1. **Inference Duration:**
   Processing 100 queries and each takes 10.59 seconds
   Total: 100 x 10.59 = 1059 seconds (or approximately 0.29 hours)
2. **Idle Timeout Duration:**
   Post-processing idle time before scaling down: (60 seconds - 10.59 seconds) x 100 = 4941 seconds (or 1.37 hours approximately)
3. **Cold Start Overhead:**
   Total: 100 x 6.88 = 688 seconds (or 0.19 hours approximately)

**Total Billable Hours with Inferless:** 0.29 (inference duration) + 1.37 (idle time) + 0.19 (cold start overhead) = 1.85 hours

**Total Billable Hours with Inferless:** `1.85` hours

### Scenario 2

You are looking to deploy a ComfyUI application for processing 1000 queries per day.

**Key Computations:**

1. **Inference Duration:**
   Processing 1000 queries and each takes 10.59 seconds
   Total: 1000 x 10.59 = 10590 seconds (or approximately 2.94 hours)
2. **Idle Timeout Duration:**
   Post-processing idle time before scaling down: (60 seconds - 10.59 seconds) x 100 = 4941 seconds (or 1.37 hours approximately)
3. **Cold Start Overhead:**
   Total: 100 x 6.88 = 688 seconds (or 0.19 hours approximately)

**Total Billable Hours with Inferless:** 2.94 (inference duration) + 1.37 (idle time) + 0.19 (cold start overhead) = 4.5 hours

**Total Billable Hours with Inferless:** `4.5` hours

### Pricing Comparison for all the Scenario

| **Scenarios**     | **On-Demand Cost**                      | **Inferless Cost**                        |
| ----------------- | --------------------------------------- | ----------------------------------------- |
| 100 requests/day  | \$28.8 (24 hours billed at \$1.22/hour) | \$2.26 (1.85 hours billed at \$1.22/hour) |
| 1000 requests/day | \$28.8 (24 hours billed at \$1.22/hour) | \$5.49 (4.5 hours billed at \$1.22/hour)  |

By opting for Inferless, you can achieve up to ***80.94%*** cost savings.

Please note that we have utilized the A100(80 GB) GPU for model benchmarking purposes, while for pricing comparison, we referenced the A10G GPU price from both platforms. This is due to the unavailability of the A100 GPU in SageMaker.

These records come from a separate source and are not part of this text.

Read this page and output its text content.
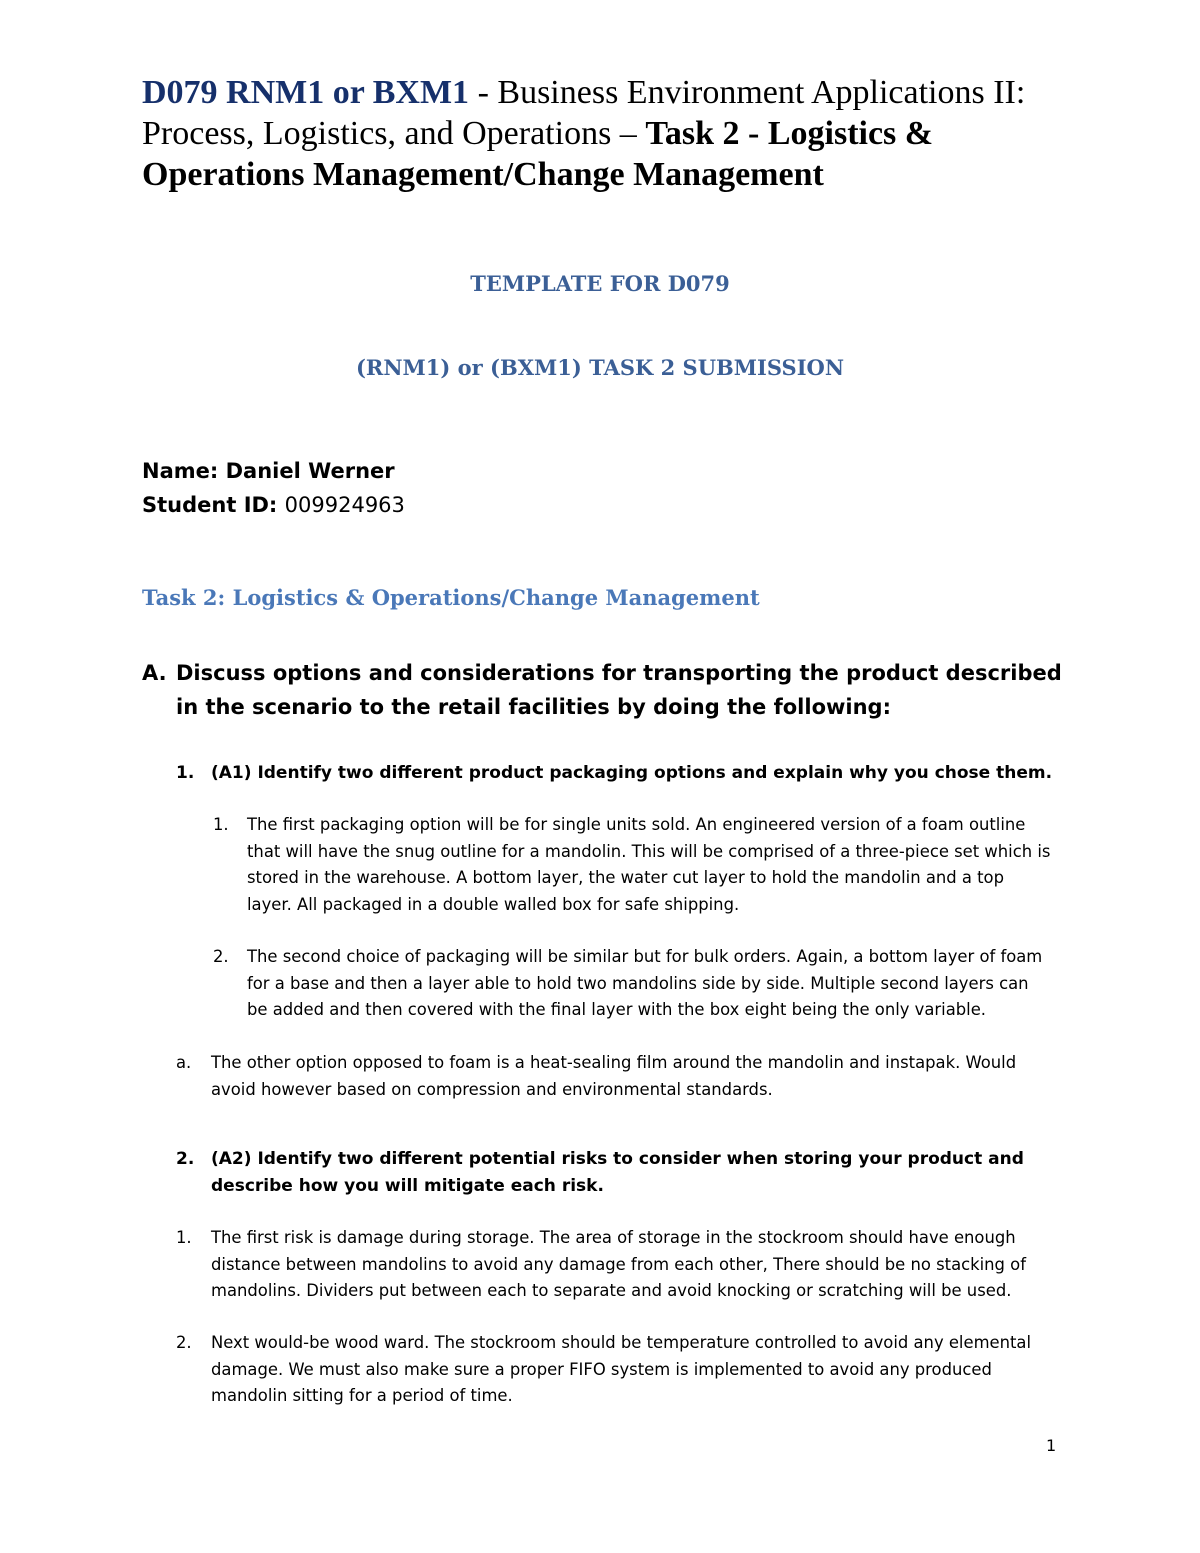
D079 RNM1 or BXM1 - Business Environment Applications II: Process, Logistics, and Operations – Task 2 - Logistics & Operations Management/Change Management
TEMPLATE FOR D079
(RNM1) or (BXM1) TASK 2 SUBMISSION

Name: Daniel Werner

Student ID: 009924963

Task 2: Logistics & Operations/Change Management
A. Discuss options and considerations for transporting the product described in the scenario to the retail facilities by doing the following:
1. (A1) Identify two different product packaging options and explain why you chose them.
1.	The first packaging option will be for single units sold. An engineered version of a foam outline that will have the snug outline for a mandolin. This will be comprised of a three-piece set which is stored in the warehouse. A bottom layer, the water cut layer to hold the mandolin and a top layer. All packaged in a double walled box for safe shipping.
2.	The second choice of packaging will be similar but for bulk orders. Again, a bottom layer of foam for a base and then a layer able to hold two mandolins side by side. Multiple second layers can be added and then covered with the final layer with the box eight being the only variable.
a.	The other option opposed to foam is a heat-sealing film around the mandolin and instapak. Would avoid however based on compression and environmental standards.
2. (A2) Identify two different potential risks to consider when storing your product and describe how you will mitigate each risk.
1.	The first risk is damage during storage. The area of storage in the stockroom should have enough distance between mandolins to avoid any damage from each other, There should be no stacking of mandolins. Dividers put between each to separate and avoid knocking or scratching will be used.
2.	Next would-be wood ward. The stockroom should be temperature controlled to avoid any elemental damage. We must also make sure a proper FIFO system is implemented to avoid any produced mandolin sitting for a period of time.

1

Also, the above analysis is based on a smaller-scale scenario for demonstration purposes. Should the scale increase tenfold, traditional cloud services might require maintaining 2-4 GPUs constantly active to manage peak loads efficiently. In contrast, Inferless, with its dynamic scaling capabilities, adeptly adjusts to fluctuating demand without the need for continuously running hardware.

## Conclusion

By following this approach, you can easily integrate your ComfyUI workflows into other applications or scripts, leveraging the power of Inferless for efficient and scalable AI image generation.